Legal Immigrants in Maryland are speaking out against the state's new law that will offer in-state tuition benefits to illegal aliens. According to a report by the Washington Post, many legal immigrants in the state have joined forces with a group leading the effort to repeal the law through a ballot initiative.
"I did the full legal process," Anuchit Washirapunya told the Washington Post. "The illegal students have no right to work or stay here."
Advocacy group Help Save Maryland, along with Republican lawmakers in the state, collected more than 100,000 signatures for a petition to hold a public referendum on the issue. Groups that support the bill, including Casa de Maryland, are challenging the petition effort in court since most signatures were collected electronically. Until the courts rule on the challenge, the law's enactment has been suspended.
Shakil Hamid, a legal immigrant from Bangladesh is also helping with the effort to repeal the law.
"These people are taking seats in college away from our kids," Hamid told the Post. "Why should we reward their dishonest behavior?"
In Montgomery County, where Casa de Maryland has several office locations, any student who graduates from a county high school, regardless of immigration status, receives a reduced rate at the county's community college. But legal immigrants have mixed feelings about that policy as well.

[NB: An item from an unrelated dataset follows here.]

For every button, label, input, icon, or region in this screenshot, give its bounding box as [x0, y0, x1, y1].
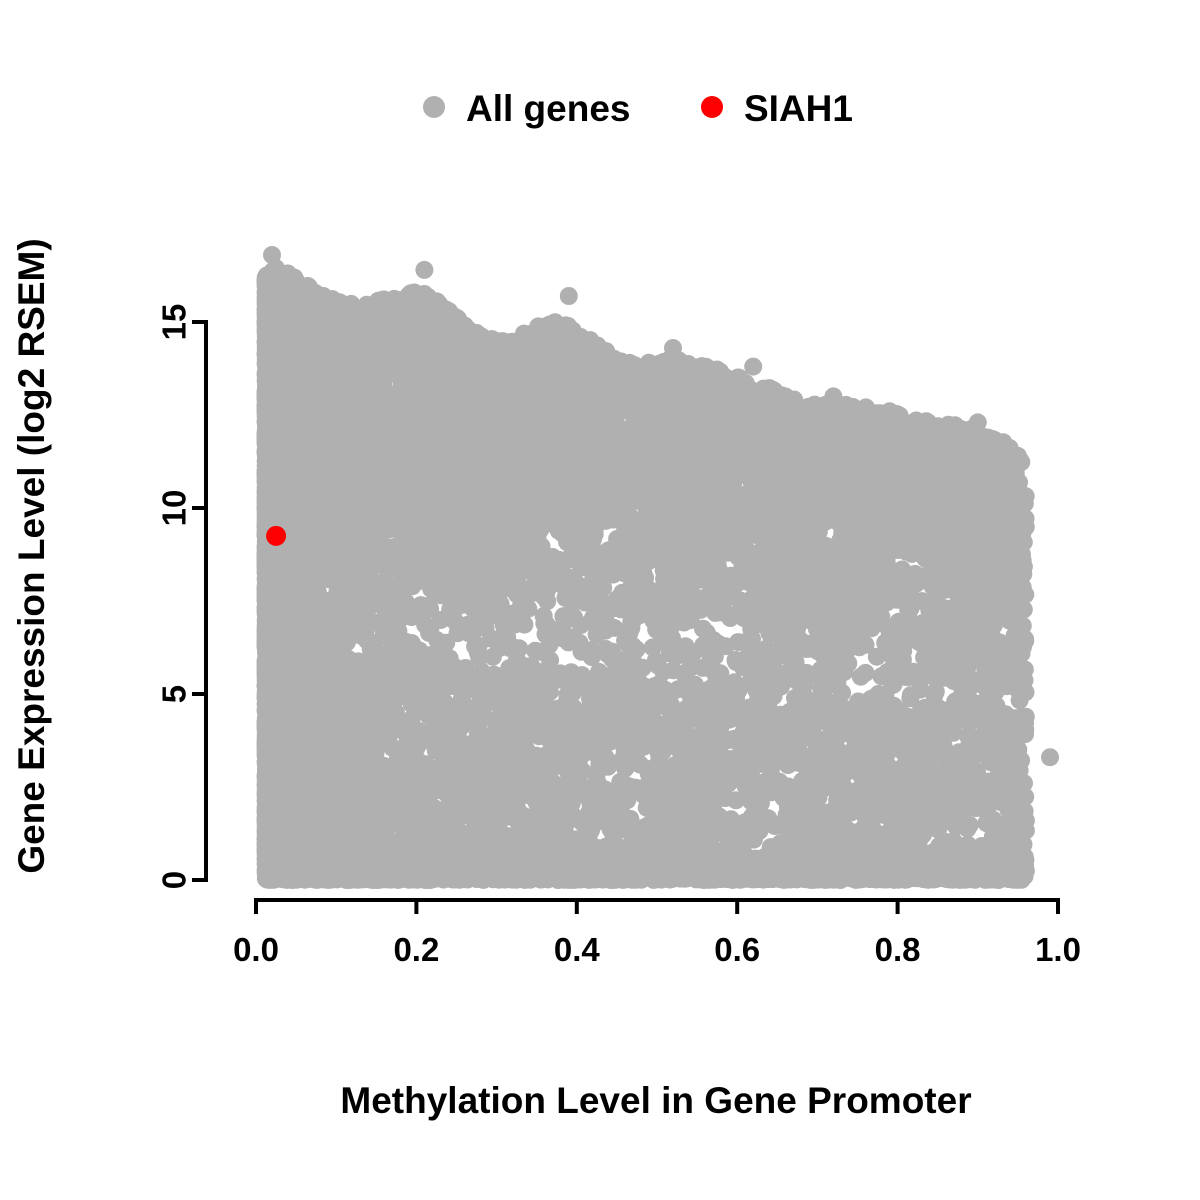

"Everyone wants to get an education, but you can’t just come to this country illegally and think everything is free. You have to be patient and legalize yourself," said Josephine Beyam who studies nursing at the college and came to the U.S. legally after waiting for four years. "We have been through thick and thin. This country is a blessing, and the government is very generous. If you are not born here, you have to start from the beginning, but I accept that, because you can still pursue your dreams."